1.
J'étais à New York depuis maintenant un peu plus de deux ans. J'avais réussi à me faire engager sans réel problème au sein de Angley Corp. Faisant la rencontre par la même occasion d'un homme qui était devenu mon binôme dans le cadre du travail : Natan Herrero, une personnalité pétillante dans un corps qui faisait baver beaucoup de demoiselles. Mais Natan avait beau avoir un charme ravageur, cela ne m'empêchait pas d'avoir très souvent envie de l'étrangler. Notamment à cet instant précis, où je pouvais déceler son regard moqueur par-dessus la fine cloison séparant nos bureaux.
La raison de sa moquerie ? Mes grognements face à un combat que je semblais perdre. Un combat acharné que je ne pouvais pas gagner : mon ordinateur avait décidé de planter. Et j'étais coincé, royalement, ne pouvant user de mes talents sans me trahir. S'imposer tout un tas de handicap était réellement frustrant dans la vie de tous les jours. Et jouer l'idiote face à une machine était des plus rageants. Rajoutez à cela un collègue moqueur et vous comprenez pourquoi j'avais très envie de planter mon stylo dans son foutu crâne.
— Besoin d'aide belle demoiselle en détresse ?
Je ne résistais pas plus longtemps à l'envie de lui balancer mon agrafeuse, retenant de peu une salve d'insulte pour accompagner en beauté le vol plané de mon projectile. Cela le fit tellement rire qu'il reçut les grognements courroucés de nos autres collègues. Je croisais les bras sur mon buste, attendant patiemment qu'il ait finit de rire avant d'entamer la suite des hostilités.
— Il a encore planté. De la vraie merde en barre ce matériel. Je fais comment pour bosser avec ça, hein ? Alors tu sais quoi, pendant que monsieur se marre comme un abruti, moi je vais me prendre un café.
Il se redressa, un sourire moqueur toujours accroché aux lèvres, s'appuyant sur la cloison en me fixant de ce regard noisette aux nuances vertes si particulier.
— Quoi ?
J'arquais un sourcil, grognant ma question en me levant, ne lui laissant même pas l'occasion de répondre que je me dirigeais déjà vers la cafeteria de l'étage. Je l'entendis vaguement me suivre, préférant me plonger dans mes pensées. Les pannes incessantes de cet ordinateur me rendaient dingue et je prenais du retard dans mon dossier. On devait le rendre demain, et si je ne trouvais pas la solution, j'étais coincée. Et je détestais être coincée.

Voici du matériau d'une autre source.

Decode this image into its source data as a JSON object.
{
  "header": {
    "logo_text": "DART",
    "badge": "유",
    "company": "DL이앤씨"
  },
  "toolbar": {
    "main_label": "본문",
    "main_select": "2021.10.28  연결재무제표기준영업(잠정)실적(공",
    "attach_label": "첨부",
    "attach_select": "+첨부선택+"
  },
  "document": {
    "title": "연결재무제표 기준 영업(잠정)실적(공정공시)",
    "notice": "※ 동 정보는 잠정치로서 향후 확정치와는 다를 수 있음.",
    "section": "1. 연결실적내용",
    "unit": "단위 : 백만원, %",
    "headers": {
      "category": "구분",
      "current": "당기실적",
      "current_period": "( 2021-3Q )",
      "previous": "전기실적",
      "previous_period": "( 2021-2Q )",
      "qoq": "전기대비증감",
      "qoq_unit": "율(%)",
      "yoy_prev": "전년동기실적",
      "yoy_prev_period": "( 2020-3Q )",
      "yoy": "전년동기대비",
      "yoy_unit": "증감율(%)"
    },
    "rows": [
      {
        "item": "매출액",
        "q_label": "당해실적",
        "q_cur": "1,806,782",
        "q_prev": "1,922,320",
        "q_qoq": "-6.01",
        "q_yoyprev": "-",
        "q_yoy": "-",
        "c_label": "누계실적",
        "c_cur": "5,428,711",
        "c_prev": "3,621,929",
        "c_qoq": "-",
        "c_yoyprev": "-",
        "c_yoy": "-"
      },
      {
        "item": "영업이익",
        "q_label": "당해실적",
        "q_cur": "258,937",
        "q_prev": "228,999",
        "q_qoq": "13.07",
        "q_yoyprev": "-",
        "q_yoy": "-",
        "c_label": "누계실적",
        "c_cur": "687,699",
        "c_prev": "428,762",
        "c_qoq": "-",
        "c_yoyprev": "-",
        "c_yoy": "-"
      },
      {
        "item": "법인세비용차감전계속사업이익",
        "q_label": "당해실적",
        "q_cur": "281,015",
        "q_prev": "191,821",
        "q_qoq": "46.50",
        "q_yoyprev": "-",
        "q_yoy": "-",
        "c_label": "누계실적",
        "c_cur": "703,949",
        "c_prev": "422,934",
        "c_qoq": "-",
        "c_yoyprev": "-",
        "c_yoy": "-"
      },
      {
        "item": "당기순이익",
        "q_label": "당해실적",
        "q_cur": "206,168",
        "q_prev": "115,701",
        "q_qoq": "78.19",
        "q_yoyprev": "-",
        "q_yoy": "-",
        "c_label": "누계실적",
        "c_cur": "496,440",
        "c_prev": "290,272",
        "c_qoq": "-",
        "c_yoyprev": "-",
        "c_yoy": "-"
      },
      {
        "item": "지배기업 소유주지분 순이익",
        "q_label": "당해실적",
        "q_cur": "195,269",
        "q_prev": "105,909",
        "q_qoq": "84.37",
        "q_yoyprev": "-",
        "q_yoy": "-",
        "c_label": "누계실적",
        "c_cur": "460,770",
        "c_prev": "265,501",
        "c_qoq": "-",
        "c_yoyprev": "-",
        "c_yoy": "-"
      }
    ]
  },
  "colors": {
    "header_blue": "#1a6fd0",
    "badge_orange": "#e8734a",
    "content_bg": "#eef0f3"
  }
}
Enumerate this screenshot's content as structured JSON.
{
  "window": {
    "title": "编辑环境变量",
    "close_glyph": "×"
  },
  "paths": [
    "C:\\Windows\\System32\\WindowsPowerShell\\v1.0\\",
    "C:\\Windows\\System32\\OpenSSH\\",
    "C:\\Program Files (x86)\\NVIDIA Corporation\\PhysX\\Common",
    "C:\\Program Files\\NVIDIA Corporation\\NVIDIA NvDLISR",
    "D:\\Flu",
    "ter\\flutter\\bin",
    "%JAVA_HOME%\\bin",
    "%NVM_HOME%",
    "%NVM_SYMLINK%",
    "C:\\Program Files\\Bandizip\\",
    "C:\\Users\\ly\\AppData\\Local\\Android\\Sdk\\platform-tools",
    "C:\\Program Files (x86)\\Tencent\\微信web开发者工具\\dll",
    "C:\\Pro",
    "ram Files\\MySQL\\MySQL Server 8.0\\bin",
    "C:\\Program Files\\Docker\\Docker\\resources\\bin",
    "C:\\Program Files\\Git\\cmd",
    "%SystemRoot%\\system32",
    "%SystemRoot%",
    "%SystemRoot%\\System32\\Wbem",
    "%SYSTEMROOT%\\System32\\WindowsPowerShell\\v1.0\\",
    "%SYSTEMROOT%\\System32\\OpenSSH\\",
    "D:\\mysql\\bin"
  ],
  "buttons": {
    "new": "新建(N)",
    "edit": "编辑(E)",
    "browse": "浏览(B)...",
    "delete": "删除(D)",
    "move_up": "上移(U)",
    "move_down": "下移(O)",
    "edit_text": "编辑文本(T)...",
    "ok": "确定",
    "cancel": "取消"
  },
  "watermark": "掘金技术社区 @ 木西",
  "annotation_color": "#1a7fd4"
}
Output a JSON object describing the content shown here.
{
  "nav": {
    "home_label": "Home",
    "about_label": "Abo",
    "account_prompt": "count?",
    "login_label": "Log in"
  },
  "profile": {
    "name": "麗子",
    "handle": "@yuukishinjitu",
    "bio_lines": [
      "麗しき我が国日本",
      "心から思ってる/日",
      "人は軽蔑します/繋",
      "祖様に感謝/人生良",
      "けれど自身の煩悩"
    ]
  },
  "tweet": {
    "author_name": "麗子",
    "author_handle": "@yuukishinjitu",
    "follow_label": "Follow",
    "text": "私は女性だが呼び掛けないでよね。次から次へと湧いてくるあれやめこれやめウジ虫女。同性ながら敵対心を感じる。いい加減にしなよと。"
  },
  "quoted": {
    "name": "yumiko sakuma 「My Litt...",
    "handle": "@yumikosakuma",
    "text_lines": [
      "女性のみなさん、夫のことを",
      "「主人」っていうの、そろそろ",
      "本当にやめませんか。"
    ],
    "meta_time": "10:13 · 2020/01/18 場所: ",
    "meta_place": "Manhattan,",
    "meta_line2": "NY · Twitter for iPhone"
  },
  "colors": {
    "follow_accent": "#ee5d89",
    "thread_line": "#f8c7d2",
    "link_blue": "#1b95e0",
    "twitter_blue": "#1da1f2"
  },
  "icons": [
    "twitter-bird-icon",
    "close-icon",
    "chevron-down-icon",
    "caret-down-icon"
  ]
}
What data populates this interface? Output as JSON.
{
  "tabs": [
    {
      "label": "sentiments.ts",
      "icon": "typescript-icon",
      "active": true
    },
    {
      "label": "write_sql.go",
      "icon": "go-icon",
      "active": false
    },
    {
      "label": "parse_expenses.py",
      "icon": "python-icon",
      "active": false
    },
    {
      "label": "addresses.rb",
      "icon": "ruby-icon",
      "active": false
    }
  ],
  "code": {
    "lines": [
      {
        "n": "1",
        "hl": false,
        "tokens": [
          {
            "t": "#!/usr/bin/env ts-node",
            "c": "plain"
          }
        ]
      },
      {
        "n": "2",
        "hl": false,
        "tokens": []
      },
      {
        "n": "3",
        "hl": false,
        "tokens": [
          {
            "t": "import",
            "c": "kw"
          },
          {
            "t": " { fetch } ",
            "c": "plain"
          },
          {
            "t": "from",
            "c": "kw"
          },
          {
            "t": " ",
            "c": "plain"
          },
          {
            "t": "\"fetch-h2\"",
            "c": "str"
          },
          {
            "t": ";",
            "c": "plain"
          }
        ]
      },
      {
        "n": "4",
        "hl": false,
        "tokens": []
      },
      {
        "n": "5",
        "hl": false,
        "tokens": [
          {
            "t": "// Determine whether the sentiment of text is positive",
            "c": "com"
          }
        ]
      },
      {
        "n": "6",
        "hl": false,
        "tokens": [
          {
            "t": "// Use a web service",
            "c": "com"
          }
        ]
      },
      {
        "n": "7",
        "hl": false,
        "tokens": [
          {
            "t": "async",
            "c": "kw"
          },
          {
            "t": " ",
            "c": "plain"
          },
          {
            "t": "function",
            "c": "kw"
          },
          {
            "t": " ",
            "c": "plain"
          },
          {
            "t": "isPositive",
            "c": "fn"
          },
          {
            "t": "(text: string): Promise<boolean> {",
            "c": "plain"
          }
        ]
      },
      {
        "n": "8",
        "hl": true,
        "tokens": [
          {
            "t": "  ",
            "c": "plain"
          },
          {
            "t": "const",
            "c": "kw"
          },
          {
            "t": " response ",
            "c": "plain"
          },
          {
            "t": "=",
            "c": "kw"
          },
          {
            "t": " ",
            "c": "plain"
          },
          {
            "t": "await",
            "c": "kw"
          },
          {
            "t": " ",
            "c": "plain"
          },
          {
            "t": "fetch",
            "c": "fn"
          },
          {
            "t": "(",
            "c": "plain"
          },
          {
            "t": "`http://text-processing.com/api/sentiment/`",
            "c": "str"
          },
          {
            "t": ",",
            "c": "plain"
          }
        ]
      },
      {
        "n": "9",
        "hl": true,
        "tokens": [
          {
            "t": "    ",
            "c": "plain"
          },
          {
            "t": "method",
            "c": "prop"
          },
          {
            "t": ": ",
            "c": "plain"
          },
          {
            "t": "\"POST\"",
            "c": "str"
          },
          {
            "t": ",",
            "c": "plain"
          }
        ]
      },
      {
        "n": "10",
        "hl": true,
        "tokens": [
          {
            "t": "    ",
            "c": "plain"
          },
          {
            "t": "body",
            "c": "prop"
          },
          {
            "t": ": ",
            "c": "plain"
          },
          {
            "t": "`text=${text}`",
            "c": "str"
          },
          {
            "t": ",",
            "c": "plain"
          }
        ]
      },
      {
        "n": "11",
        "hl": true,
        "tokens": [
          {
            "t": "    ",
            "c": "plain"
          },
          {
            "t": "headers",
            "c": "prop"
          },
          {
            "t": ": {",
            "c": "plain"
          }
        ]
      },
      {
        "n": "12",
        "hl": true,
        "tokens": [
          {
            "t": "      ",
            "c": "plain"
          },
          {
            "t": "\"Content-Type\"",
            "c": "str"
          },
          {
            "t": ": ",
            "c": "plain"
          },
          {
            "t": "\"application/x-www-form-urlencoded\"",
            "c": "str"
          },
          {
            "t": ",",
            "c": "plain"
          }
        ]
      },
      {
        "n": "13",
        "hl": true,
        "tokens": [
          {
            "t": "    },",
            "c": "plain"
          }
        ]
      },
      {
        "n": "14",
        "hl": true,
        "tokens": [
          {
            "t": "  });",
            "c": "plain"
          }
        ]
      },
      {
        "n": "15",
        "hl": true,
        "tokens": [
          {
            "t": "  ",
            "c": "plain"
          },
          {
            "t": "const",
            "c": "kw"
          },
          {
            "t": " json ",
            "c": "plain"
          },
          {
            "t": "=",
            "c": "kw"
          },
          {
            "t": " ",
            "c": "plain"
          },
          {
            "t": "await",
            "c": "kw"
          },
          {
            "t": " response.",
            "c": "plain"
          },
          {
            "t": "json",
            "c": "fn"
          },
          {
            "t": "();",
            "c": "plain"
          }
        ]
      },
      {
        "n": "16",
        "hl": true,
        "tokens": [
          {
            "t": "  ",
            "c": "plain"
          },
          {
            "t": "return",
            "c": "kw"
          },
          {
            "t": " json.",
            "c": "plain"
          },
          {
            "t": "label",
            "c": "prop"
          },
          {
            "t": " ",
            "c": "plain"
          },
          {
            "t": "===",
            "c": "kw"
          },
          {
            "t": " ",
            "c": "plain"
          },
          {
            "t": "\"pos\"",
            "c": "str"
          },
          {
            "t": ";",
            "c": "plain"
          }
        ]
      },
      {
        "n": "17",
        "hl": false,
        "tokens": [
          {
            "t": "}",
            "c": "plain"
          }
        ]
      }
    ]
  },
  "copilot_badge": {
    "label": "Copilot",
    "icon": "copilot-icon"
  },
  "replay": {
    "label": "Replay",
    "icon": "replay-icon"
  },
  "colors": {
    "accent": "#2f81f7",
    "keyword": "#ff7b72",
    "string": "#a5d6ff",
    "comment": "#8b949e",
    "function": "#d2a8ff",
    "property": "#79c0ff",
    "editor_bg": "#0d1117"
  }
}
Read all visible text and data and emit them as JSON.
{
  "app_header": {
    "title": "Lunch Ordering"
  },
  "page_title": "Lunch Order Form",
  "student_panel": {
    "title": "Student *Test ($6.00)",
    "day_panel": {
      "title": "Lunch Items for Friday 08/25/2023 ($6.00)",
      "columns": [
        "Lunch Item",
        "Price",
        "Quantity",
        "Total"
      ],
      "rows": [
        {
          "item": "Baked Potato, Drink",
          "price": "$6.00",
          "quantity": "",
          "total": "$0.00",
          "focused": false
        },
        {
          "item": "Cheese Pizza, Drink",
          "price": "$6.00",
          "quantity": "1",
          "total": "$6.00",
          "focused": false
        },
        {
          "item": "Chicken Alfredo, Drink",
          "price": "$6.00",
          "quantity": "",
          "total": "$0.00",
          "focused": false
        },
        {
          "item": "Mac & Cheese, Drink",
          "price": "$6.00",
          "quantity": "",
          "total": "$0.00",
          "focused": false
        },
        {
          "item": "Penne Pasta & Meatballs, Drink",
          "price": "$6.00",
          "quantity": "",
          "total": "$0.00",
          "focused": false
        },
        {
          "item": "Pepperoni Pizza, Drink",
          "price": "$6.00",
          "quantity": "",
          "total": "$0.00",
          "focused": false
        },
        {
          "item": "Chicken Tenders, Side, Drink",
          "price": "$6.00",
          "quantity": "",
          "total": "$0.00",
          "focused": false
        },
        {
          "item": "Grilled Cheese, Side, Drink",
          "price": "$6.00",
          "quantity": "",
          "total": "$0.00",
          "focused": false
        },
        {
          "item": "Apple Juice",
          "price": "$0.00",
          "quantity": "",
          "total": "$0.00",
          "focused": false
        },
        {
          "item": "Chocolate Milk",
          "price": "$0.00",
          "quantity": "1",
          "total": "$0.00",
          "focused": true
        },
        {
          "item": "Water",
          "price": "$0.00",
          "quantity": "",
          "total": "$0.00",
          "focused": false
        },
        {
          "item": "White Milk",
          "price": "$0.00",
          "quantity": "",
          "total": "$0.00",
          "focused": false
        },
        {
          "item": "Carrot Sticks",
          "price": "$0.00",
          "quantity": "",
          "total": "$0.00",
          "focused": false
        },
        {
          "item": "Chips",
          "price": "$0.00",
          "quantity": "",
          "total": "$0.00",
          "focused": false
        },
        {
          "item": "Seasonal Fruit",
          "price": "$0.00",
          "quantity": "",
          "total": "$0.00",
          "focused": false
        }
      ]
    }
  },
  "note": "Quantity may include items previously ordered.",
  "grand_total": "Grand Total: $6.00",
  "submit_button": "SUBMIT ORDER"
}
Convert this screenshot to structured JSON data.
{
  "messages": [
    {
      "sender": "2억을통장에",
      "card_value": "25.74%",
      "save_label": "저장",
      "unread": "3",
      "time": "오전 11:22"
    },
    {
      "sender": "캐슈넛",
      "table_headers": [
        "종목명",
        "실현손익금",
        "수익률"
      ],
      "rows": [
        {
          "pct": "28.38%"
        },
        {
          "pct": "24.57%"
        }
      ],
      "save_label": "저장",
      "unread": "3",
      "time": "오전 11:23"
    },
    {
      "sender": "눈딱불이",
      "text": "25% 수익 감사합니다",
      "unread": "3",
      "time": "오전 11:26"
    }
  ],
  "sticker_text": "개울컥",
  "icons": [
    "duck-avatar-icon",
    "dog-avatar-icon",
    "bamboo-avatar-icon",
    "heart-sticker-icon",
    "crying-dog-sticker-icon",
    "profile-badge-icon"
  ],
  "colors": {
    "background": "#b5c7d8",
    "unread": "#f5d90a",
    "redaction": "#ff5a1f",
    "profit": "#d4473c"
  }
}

J'appuyais sur mon choix de boisson, grommelant en cherchant ma solution. La sensation désagréable d'être observée me fit tourner le regard, alors que j'étais appuyée contre la machine. Je rencontrais un regard de glace, semblant m'analyser. Son propriétaire n'était autre que Cole Reed, le chef informatique de cette entreprise, ami de longue date de ce cher Nat'. Un cerveau pour deux si vous vouliez mon avis. Et le cerveau était ce cher glaçon qui me fixait en écoutant son pote lui raconter je ne sais quoi. Son style vestimentaire m'avait toujours fait sourire, il arborait le costume réglementaire à son statut, mais je n'avais jamais vu sa cravate serrée. Par contre vous dire quel était le caractère de ce mec, je ne pouvais pas.
Raison très simple : Je me faisais un devoir de ne pas être sociable, détestant par-dessus tous les faux semblants liés à l'ambiance dans ce genre de boite.
J'étais tellement plongée dans mes pensées que j'oubliais que je fixais toujours le glaçon. C'est quand un sourire narquois commença à s'étirer sur ses lèvres que je m'en rendis compte, faisant claquer ma langue d'agacement. J'attrapais mon gobelet avant de tourner les talons, me dirigeant sans plus attendre vers mon bureau.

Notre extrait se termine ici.